El automóvil se aproximaba a la estación, a la entrada de la avenida Vanderbilt. Bradley Robertson meneó la cabeza melancólicamente.
—Eres demasiado joven para recordar, Steve, pero en los años treinta Grand Central era el nudo de comunicaciones más importante del país. Había hasta un serial de radio… —Entornó los ojos—. «La estación de Grand Central, encrucijada de un millón de vidas», creo que ése era el subtítulo. Steve rió.
—Y de pronto llegó la edad del jet. —Abrió la puerta—. Gracias por acercarme.
Sacando del bolsillo su carnet de abonado, entró apresuradamente en la terminal. Tenía cinco minutos antes de que saliera el tren y decidió llamar a Sharon para decirle que, definitivamente, tomaba el tren de las siete y media.
Se encogió de hombros. «No te engañes —pensó—. Lo que quieres es hablar con ella, asegurarte de que no ha cambiado de idea y de que está en tu casa».
Entró en una cabina de teléfono. No tenía monedas suficientes e hizo la llamada a cobro revertido.
El teléfono sonó una vez… dos veces… tres veces…
—No contestan —dijo la telefonista.
—Tiene que haber alguien. Insista, señorita, por favor.
—Bien, señor.
A la quinta llamada, la telefonista intervino de nuevo.
—Siguen sin contestar. ¿Quiere volver a llamar más tarde, por favor?

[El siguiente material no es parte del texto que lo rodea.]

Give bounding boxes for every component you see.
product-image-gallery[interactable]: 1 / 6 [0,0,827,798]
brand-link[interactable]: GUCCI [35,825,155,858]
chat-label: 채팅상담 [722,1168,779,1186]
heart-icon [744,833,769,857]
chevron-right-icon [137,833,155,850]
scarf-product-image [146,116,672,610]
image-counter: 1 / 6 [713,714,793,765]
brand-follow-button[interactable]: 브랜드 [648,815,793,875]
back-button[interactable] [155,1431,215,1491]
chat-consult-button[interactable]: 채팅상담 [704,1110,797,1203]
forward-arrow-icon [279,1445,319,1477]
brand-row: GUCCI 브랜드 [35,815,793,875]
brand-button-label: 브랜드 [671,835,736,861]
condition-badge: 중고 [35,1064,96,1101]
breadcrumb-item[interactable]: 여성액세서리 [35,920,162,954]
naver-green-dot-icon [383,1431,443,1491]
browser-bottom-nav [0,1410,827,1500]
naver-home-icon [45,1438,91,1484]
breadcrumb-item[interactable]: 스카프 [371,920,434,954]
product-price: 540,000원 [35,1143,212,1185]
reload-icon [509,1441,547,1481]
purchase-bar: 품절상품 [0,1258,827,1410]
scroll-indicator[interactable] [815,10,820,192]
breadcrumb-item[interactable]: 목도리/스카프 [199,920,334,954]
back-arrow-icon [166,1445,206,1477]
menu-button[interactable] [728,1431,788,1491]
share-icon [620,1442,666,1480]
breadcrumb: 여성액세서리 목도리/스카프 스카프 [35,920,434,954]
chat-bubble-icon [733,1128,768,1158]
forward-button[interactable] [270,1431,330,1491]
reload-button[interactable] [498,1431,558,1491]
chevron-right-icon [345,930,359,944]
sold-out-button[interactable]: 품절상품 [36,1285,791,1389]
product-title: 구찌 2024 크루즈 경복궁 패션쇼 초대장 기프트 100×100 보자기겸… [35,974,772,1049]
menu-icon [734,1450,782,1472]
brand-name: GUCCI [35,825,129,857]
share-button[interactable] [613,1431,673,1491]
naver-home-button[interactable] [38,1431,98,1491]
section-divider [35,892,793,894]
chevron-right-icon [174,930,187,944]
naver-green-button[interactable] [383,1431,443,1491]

—Señorita, ¿puede ver si se ha equivocado de número? ¿Está segura de que llama al 203-565-1313?
—Volveré a marcar.
Steve contemplaba ausente el auricular que sostenía. ¿Dónde podían estar? Si no había ido Sharon, ¿podía ser que los Lufts hubieran llevado a Neil a casa de sus amigos, los Perry?
No. Sharon le habría llamado si en el último momento hubiera decidido no ir a su casa.
¿Y si Neil había tenido un ataque de asma? Temió que hubieran tenido que llevarle precipitadamente al hospital…
No era una posibilidad nada descabellada teniendo en cuenta que en el colegio habría oído hablar de la ejecución de Thompson.
Últimamente Neil había tenido más pesadillas que de costumbre.
Eran las 19.29. Le quedaba sólo un minuto. Si trataba de llamar al hospital, al médico, o a los Perry, perdería el tren y tendría que esperar más de media hora para el siguiente.
Quizá no funcionaran bien las líneas a causa del tiempo. A veces tardaban en darse cuenta.
Empezó a marcar el número de los Perry, pero de pronto cambió de idea. Colgó el auricular y recorrió la estación a grandes zancadas. Bajó las escaleras que conducían al andén de dos en dos y subió al vagón en el preciso momento en que las puertas se cerraban.
En ese mismo instante un hombre y una mujer pasaban ante la cabina telefónica que él acababa de abandonar. La mujer llevaba un abrigo largo y gastado de color gris oscuro. Cubría su cabeza un pañuelo azulado lleno de manchas. Un hombre la llevaba cogida del brazo. Con la otra mano sujetaba una pesada bolsa de lona color caqui.